Partai lain juga begitu. Melawan Liverpool juga pada musim 2003-2004 malah dua kali Henry dan Pires mencetak gol kemenangan lewat serangan balik.

Balik ke musim sekarang, Arsenal sangat mengeksploitasi kecerdasan Santi Cazorla dan Lukas Podolski dalam melakoni serangan balik. Lihat gol pertama ke gawang Liverpool, Cazorla sangat pintar membawa bola ditengah sembari memberi ruang kosong di sisi kiri untuk Podolski hingga pemain terakhir mencetak gol pertama.

Sedikit perbedaan gaya serangan balik dimana serangan-serangan balik Arsenal musim ini sering melalui Arteta-Cazorla di tengah untuk memberi umpan terbosan ke Giroud-Podolski, sedangkan dulu lebih variatif dengan Pires dan Ljungberg (sayap) serta Henry (striker) sebagai tumpuan serangan balik. Simpelnya, sekarang lebih mengandalkan peran seorang playmaker daripada dulu yang murni mengeksploitasi sayap.

Jangan lupakan, awal mula dari serangan balik yang baik adalah pertahanan yang kokoh.
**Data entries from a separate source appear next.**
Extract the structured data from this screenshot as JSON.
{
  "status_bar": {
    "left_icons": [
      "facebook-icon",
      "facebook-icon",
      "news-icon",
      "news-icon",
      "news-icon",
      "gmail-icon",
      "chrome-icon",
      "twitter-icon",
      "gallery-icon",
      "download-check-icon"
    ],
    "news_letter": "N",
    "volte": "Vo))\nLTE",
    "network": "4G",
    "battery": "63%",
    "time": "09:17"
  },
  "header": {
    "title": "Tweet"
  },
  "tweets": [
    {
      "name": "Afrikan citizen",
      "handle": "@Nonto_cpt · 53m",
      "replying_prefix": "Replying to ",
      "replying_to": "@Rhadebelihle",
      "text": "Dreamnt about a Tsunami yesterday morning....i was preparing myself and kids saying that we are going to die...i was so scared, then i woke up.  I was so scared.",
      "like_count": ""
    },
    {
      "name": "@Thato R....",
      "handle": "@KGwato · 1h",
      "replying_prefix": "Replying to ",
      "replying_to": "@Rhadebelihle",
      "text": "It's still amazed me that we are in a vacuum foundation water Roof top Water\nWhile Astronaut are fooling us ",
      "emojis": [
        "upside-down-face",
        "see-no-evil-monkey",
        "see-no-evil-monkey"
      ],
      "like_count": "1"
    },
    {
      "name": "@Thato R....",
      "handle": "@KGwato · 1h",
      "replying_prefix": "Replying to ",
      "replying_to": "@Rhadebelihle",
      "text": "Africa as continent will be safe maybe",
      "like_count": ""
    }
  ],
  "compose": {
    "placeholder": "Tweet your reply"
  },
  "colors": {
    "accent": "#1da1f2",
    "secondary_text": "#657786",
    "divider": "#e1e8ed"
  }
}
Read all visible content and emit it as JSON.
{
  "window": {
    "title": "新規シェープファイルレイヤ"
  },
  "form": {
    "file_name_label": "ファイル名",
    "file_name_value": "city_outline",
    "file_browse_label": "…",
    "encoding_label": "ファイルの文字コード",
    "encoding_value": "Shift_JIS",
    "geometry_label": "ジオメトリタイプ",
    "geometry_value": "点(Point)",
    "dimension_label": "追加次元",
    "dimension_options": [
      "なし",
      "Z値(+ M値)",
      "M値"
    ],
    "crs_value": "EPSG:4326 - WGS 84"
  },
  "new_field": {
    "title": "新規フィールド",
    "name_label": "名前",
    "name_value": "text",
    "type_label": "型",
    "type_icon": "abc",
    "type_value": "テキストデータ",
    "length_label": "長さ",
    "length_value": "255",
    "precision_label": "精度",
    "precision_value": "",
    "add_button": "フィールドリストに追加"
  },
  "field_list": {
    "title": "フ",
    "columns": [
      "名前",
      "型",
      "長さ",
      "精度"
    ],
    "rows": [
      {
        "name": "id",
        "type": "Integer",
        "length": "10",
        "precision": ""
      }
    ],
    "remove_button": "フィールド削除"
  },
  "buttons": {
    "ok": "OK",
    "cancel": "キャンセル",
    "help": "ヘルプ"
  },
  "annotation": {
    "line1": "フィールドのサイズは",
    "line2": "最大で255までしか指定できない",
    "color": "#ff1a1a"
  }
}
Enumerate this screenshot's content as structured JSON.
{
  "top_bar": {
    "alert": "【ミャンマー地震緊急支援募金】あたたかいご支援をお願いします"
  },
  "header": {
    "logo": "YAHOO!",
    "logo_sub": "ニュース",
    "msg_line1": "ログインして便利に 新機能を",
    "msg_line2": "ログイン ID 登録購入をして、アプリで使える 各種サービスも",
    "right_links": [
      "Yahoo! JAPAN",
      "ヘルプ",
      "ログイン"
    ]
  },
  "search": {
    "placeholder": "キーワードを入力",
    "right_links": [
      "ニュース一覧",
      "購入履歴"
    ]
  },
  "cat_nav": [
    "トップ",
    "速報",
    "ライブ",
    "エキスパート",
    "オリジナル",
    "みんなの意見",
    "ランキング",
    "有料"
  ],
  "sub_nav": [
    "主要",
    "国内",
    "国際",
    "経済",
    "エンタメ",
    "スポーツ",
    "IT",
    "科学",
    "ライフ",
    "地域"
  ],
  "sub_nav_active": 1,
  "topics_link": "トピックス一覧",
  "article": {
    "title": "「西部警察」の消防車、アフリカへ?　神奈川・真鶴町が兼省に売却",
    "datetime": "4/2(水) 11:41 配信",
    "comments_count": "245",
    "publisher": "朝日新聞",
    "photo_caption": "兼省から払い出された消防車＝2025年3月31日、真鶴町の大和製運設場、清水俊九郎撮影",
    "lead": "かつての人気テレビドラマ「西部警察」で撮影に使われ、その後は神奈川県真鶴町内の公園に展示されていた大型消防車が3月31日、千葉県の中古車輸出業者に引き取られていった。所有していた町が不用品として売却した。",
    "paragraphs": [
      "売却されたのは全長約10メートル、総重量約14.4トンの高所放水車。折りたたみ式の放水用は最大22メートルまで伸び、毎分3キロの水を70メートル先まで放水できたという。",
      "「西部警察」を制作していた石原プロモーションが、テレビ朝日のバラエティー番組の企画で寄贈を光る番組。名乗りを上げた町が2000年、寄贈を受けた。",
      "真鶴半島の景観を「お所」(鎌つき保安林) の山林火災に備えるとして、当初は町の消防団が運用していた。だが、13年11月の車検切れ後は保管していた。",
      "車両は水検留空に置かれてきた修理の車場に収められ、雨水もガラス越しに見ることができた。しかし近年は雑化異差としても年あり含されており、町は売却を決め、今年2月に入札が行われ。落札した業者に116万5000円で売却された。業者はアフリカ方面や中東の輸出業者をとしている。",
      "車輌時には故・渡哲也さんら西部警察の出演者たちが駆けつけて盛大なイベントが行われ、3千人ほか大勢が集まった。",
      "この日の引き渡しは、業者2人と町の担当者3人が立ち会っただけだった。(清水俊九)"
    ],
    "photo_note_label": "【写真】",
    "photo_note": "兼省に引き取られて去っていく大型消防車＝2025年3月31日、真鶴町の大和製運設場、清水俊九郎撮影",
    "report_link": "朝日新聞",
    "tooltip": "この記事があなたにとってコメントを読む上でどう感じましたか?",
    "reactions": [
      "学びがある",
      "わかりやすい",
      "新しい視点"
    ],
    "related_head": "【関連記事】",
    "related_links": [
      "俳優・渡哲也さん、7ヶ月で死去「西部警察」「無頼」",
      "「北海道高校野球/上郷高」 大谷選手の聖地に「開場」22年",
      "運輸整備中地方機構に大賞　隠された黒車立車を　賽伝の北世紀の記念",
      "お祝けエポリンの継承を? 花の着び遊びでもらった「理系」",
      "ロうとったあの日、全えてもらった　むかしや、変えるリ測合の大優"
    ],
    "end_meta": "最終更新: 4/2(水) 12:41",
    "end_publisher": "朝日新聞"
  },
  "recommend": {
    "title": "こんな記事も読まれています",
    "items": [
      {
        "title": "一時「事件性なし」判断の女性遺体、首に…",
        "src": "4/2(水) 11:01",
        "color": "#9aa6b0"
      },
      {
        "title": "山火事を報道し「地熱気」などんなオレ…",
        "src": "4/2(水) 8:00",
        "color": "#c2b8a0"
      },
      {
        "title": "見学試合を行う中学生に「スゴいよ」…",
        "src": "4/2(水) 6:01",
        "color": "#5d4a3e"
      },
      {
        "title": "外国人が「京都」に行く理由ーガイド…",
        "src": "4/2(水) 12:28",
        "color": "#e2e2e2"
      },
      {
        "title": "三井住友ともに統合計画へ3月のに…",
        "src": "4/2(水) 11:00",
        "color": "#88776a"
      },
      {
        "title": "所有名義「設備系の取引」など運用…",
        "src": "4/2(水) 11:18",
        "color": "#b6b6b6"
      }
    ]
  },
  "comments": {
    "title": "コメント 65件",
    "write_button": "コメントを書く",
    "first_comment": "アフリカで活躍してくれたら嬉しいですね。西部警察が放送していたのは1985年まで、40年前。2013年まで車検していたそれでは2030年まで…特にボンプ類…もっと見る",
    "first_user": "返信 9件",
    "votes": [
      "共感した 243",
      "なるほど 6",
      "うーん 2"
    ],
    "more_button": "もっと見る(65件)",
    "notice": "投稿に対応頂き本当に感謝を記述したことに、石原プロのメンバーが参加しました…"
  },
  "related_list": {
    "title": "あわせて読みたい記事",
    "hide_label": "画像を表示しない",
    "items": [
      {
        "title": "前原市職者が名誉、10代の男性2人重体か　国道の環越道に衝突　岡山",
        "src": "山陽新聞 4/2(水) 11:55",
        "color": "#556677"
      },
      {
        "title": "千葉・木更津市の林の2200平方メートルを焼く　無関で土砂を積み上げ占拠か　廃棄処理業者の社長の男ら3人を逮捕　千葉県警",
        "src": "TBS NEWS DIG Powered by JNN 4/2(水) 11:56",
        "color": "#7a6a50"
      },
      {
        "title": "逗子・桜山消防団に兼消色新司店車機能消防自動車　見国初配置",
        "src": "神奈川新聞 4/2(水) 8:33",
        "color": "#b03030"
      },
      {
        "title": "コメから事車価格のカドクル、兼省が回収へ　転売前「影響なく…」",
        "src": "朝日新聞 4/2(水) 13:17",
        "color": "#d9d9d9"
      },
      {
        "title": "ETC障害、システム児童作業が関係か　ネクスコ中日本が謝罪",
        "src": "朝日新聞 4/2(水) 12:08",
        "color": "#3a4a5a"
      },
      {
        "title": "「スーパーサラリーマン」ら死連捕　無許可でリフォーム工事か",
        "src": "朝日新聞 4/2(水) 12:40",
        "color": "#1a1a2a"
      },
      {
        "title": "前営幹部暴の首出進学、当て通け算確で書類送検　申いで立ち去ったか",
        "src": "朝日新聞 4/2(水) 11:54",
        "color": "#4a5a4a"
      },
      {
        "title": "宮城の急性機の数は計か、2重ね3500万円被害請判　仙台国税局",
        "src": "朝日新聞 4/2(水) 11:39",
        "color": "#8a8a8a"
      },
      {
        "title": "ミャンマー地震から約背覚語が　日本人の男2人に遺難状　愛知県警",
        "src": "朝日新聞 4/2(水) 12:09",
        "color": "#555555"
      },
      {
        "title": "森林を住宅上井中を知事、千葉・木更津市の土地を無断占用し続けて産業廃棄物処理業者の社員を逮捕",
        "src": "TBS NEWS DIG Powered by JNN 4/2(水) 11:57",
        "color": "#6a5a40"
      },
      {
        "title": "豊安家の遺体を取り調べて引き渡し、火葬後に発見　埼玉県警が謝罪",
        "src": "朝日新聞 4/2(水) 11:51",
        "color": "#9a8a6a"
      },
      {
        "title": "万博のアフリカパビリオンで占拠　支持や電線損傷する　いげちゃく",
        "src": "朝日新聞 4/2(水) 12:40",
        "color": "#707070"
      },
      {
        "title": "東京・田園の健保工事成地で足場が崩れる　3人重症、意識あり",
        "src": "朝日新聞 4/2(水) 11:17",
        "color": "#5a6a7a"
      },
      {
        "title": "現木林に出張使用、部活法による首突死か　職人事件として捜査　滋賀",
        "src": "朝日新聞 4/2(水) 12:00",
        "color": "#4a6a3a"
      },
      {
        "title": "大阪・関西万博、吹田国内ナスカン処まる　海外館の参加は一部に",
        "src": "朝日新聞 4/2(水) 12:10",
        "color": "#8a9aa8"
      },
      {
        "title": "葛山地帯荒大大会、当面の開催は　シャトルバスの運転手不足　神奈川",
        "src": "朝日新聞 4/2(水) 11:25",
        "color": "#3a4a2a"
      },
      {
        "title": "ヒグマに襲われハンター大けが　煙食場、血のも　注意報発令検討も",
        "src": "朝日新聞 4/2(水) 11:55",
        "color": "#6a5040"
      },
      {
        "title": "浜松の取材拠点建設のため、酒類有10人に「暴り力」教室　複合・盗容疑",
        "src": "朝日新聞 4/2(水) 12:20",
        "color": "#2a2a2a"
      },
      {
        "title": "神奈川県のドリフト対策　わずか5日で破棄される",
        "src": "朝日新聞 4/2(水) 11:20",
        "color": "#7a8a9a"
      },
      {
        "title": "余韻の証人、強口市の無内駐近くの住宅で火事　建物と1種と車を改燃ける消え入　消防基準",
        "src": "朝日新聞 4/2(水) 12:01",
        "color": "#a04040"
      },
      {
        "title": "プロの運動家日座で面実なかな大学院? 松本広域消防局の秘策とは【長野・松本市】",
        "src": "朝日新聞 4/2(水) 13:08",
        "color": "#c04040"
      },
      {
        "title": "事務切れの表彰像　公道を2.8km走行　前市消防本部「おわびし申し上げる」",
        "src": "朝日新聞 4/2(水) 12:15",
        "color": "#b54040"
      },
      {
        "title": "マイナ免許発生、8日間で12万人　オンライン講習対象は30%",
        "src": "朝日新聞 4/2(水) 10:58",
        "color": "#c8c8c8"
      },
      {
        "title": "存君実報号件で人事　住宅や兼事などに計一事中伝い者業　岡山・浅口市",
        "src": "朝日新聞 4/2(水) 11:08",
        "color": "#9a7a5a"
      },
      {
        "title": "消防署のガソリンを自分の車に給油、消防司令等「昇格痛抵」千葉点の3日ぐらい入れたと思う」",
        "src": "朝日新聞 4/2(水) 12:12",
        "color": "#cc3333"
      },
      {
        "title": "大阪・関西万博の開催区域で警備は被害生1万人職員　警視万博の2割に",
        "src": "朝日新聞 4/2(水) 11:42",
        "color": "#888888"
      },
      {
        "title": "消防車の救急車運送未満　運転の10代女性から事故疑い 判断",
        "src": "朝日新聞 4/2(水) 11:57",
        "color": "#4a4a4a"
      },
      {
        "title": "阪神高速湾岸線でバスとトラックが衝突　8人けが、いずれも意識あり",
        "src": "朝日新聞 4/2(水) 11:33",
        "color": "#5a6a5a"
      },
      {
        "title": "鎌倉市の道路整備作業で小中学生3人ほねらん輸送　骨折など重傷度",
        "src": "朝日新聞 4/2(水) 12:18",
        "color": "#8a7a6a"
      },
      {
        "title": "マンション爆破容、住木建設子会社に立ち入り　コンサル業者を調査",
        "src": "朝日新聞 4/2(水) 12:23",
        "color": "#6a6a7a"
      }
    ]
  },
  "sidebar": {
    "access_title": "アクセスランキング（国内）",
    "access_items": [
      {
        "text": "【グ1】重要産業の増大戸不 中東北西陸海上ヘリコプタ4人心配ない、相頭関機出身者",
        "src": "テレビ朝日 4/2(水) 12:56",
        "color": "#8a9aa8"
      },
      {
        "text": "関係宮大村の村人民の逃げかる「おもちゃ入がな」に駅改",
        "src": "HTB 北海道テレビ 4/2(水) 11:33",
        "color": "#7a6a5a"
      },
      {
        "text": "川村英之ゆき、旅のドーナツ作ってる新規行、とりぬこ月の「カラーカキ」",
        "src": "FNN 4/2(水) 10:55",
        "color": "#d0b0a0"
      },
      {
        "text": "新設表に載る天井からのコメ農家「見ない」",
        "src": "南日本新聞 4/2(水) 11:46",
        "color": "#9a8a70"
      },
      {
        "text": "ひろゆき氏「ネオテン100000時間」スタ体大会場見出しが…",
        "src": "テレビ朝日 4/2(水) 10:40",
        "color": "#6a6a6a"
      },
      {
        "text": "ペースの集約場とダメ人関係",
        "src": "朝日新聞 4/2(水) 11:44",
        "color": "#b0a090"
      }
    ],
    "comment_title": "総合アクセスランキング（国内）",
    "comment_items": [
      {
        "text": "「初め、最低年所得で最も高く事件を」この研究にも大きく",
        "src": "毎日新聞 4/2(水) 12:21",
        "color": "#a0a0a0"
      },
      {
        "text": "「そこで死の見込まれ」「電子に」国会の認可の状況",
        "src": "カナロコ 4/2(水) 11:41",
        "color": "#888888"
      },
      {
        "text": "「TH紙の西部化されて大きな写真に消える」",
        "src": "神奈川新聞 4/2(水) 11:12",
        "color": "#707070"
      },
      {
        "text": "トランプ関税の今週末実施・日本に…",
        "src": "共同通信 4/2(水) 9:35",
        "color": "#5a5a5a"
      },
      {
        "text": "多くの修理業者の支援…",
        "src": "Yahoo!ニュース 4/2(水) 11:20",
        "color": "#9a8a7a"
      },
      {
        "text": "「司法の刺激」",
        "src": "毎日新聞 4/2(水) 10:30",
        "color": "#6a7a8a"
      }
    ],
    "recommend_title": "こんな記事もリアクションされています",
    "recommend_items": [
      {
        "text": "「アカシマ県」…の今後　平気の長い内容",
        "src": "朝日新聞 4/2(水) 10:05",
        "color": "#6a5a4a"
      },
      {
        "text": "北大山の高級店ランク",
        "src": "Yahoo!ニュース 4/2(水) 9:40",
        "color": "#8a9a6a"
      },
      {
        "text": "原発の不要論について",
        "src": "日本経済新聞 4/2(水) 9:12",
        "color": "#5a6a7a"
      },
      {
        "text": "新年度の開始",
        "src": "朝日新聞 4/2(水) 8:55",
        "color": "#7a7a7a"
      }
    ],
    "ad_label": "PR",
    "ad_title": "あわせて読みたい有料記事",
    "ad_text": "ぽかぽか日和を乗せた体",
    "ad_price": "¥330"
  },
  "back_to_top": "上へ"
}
Itu dibuktikan dengan duet bek tengah Sol Campbell dan Kolo Toure yang berhasil membawa Arsenal tidak terkalahkan sepanjang musim 2003-2004. Logikanya, tak terkalahkan berarti kekuatan lini belakang sangat kokoh.

Dengan kehadiran Steve Bould musim ini, sangat terlihat lini belakang Arsenal kelihatan lebih rapi dari musim-musim sebelumnya. Memang Arsenal sebelum era Steve Bould menjabat sebagai asisten manajer, mengalami sindrom blunder/kesalahan lini belakang. Hampir setiap pertandingan selalu melakukan blunder.

Terima kasih kepada latar belakang Bould yang merupakan salah satu fantastic four lini belakang di era keemasaan (sekitar 1995-2000) bersama Tony Adams, Nigel Winterburn, dan Lee Dixon. Fans Arsenal menyebut membaiknya lini belakang Arsenal musim ini sebagai sebuah Bould’s effect.

Akan kita lihat bagaimana Arsenal menghadapi ujian sesungguhnya kala menghadapi juara bertahan Manchester City minggu (23/9) ini. Akankah strategi serangan balik kembali membawa keberuntungan untuk Arsenal – mengingat City akan bermain menyerang di kandangnya.

Atau Arsenal kembali ke pola umpan-umpan pendek gaya lama??. Yang jelas tiga kemenangan terakhir  membuktikan serangan balik cepat memang pilihan yang tepat.